Population (2004 census)
- • Total: 3,150
- Time zone: UTC+2 (EET)
- • Summer (DST): UTC+3 (EEST)

= Mlaihat al-Atash =

Mlaihat al-Atash (مليحة العطش, also spelled Melihet el-Atash, Melihet al-Hariri or Maliha al-Shamaliyya) is a town in southern Syria, part of the Daraa Governorate situated in the Hauran plain. It is located 20 km northeast of Daraa and 22 km northwest of Suwayda. Nearby localities include Izraa to the northwest, Buser al-Harir to the northeast, Nahtah and al-Mlaihah al-Gharbiyah to the southeast, al-Hirak to the south, as-Sawra to the southwest, Namer and Qarfa to the west.

According to the Syria Central Bureau of Statistics (CBS), Mlaihat al-Atash had a population of 3,150 in the 2004 census.
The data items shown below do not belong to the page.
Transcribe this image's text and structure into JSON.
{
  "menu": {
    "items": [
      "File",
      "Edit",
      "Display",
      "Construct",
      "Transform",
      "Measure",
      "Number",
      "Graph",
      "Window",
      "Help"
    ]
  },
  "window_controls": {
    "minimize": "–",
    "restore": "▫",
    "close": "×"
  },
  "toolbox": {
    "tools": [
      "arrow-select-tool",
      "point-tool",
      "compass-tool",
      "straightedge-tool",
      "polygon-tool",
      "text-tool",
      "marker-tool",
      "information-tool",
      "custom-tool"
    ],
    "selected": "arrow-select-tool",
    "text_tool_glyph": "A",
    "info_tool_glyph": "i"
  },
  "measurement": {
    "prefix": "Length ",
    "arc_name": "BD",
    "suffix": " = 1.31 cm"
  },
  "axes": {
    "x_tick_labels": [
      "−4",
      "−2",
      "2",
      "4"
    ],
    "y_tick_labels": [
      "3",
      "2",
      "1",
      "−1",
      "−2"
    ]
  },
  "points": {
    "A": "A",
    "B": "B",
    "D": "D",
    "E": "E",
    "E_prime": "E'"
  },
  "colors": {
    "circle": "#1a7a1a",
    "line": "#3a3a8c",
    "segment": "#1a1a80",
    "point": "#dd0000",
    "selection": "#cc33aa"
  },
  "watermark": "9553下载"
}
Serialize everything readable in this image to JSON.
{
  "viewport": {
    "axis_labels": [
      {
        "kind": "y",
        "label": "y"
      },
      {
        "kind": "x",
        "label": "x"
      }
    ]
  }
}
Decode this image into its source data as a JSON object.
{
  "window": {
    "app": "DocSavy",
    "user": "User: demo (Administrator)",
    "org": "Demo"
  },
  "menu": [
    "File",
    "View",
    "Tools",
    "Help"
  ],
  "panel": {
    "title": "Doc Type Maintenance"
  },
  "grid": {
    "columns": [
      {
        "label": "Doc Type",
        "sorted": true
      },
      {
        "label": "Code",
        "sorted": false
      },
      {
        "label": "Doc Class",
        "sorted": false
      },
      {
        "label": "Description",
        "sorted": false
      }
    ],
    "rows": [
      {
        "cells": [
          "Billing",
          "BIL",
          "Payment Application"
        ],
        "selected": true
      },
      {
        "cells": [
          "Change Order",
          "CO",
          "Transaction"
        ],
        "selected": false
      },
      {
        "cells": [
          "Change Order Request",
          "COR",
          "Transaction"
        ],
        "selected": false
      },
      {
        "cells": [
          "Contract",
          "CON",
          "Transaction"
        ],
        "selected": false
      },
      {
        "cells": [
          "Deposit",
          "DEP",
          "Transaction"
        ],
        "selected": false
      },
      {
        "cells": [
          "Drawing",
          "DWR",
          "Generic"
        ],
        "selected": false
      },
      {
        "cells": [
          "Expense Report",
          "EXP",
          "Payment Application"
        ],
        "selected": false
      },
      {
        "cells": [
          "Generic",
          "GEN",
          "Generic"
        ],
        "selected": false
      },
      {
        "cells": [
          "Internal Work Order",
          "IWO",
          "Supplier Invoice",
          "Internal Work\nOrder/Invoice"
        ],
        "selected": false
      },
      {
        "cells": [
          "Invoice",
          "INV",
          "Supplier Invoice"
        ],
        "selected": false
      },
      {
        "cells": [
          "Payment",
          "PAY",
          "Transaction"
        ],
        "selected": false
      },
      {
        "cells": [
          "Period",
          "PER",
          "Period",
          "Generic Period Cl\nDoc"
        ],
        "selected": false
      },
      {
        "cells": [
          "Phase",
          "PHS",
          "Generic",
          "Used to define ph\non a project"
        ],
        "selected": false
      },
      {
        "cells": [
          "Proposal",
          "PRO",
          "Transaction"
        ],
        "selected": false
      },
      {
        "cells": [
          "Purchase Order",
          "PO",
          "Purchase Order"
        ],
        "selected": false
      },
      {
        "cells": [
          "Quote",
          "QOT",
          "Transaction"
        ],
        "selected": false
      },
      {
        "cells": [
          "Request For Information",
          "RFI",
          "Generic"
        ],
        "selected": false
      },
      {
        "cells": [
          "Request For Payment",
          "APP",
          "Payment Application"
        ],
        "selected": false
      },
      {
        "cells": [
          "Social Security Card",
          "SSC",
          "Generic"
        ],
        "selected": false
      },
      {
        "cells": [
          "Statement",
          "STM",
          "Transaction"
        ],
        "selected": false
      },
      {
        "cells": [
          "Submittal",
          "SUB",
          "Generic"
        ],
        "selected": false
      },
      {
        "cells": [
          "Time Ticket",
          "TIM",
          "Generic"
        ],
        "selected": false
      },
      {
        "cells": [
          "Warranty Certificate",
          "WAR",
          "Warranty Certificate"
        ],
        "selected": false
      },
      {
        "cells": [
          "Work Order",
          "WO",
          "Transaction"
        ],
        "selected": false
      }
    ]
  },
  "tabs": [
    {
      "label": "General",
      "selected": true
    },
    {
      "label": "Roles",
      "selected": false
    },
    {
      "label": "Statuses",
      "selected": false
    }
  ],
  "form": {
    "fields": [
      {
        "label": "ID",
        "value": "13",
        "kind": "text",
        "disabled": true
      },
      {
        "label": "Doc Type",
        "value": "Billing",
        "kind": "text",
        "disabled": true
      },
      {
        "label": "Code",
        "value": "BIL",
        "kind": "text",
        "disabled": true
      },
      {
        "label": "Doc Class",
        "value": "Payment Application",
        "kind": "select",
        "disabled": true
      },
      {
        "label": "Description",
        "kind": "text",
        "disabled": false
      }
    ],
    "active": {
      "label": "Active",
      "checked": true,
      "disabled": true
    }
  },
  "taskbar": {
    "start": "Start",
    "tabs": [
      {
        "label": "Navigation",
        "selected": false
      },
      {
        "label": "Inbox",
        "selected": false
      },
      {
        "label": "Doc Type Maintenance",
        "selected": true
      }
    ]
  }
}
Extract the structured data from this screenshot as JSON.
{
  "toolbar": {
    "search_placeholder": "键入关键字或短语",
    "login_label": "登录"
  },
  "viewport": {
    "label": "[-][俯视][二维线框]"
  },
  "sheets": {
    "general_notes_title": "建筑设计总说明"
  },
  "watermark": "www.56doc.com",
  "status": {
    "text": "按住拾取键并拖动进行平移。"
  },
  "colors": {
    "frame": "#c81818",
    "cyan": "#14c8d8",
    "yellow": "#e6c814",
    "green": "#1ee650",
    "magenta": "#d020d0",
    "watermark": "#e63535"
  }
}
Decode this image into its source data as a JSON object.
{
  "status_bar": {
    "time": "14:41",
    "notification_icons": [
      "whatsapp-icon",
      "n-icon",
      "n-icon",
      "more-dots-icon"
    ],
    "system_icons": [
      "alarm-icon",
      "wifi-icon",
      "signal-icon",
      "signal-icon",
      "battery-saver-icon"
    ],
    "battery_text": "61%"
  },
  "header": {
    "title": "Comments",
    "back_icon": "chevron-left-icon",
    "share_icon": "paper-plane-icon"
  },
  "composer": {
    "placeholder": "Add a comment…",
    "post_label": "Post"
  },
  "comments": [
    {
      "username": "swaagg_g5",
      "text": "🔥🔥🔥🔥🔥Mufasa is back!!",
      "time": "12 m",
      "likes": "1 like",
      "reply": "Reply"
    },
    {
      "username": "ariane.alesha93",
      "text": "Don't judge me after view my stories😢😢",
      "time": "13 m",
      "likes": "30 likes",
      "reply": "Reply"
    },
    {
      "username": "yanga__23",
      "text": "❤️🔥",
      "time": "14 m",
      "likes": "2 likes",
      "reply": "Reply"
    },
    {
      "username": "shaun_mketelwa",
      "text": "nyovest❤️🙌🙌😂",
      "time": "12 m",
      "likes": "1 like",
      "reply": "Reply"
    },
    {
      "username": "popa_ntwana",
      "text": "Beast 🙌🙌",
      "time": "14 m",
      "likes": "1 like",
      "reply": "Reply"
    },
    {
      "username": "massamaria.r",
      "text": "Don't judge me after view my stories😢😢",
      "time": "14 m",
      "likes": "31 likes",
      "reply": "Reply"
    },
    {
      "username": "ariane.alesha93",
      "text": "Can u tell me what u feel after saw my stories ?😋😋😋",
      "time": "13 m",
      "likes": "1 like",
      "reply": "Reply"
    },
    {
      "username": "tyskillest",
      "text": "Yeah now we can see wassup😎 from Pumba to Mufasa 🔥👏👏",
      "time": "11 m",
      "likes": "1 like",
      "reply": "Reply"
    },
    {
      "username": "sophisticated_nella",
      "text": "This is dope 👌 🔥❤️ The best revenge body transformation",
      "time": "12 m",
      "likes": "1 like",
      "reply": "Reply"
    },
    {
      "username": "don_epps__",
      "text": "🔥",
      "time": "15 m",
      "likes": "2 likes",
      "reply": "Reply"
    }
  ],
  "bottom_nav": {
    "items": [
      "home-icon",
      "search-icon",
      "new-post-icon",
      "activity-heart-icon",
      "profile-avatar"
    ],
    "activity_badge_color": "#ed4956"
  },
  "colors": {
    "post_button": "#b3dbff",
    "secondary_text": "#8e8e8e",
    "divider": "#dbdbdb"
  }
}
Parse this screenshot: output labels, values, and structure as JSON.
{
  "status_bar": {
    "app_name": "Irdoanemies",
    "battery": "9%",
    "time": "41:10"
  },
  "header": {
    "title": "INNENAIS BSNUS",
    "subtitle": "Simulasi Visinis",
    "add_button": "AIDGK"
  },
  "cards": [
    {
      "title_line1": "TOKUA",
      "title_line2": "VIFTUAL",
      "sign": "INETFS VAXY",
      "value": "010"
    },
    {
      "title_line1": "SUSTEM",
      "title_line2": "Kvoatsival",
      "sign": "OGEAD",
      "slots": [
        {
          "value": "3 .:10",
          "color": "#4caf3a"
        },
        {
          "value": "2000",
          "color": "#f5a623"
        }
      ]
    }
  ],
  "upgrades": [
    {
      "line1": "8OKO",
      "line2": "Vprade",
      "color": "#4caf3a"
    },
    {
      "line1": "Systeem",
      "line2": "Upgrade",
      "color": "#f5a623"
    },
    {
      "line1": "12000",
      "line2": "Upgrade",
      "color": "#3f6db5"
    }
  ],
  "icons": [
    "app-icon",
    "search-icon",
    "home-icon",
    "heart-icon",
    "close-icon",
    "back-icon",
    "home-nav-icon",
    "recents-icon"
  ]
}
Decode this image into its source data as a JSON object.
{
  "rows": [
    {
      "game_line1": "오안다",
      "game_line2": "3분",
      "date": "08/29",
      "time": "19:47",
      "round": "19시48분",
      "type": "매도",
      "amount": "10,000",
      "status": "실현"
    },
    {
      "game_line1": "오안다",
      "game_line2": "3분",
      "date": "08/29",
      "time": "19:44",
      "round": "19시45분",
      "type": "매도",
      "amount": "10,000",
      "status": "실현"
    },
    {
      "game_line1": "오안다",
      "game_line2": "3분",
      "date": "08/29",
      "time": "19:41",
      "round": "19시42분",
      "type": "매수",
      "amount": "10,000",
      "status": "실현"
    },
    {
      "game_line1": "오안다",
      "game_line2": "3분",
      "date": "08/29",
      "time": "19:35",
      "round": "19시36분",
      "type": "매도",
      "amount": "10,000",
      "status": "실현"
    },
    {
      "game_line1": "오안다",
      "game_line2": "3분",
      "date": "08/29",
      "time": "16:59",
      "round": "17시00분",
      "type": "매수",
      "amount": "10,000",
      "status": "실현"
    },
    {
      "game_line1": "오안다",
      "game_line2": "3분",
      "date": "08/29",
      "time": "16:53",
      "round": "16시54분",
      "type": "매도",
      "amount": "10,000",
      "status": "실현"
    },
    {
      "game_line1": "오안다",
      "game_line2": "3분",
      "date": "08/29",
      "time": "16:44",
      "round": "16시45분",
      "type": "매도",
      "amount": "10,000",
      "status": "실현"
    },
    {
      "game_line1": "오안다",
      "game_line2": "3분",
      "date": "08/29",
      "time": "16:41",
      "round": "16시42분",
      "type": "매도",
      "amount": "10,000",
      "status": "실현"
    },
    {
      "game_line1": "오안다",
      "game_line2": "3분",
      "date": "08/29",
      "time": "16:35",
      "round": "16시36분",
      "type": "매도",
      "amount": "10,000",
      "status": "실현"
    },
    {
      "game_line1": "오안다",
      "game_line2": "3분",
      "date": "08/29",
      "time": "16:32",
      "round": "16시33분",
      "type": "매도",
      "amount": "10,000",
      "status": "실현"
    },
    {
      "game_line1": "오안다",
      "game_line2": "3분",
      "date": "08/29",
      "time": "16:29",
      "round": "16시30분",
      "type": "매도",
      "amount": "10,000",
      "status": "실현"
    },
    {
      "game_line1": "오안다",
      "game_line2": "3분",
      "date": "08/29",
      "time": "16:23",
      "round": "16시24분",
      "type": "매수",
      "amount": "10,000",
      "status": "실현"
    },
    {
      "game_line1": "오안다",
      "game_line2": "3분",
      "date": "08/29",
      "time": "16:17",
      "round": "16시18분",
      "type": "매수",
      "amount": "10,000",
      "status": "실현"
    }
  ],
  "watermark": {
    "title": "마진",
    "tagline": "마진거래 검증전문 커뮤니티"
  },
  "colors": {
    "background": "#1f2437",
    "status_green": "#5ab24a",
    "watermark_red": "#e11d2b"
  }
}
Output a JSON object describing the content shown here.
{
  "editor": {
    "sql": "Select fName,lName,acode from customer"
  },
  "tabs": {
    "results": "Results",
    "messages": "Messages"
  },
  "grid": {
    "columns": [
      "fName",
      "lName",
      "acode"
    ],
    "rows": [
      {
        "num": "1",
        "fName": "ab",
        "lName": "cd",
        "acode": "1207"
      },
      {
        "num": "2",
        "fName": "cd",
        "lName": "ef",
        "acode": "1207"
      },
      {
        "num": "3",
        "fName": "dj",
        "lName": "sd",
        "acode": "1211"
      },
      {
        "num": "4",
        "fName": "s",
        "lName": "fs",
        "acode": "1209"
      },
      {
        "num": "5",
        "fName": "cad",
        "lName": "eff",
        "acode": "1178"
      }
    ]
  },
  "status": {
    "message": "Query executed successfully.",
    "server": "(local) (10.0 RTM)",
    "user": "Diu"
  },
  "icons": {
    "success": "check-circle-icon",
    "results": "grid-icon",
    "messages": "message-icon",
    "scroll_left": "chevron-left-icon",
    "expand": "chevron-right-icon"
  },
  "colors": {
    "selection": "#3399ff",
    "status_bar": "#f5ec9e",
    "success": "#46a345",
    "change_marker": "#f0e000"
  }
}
Its inhabitants are predominantly Sunni Muslims.

The town was established in 1956. The entire population belongs to the Hariri tribe, present across the southern Hauran plain, mainly from its Shawali clan. As of 2013, many of its inhabitants were emigres working in the Gulf States. The town's economy is agricultural and the main crops are grains, vegetables, olives and grapes.

==History==
In 1838, it was noted as being east of ash-Shaykh Miskin, with a Sunni Muslim population.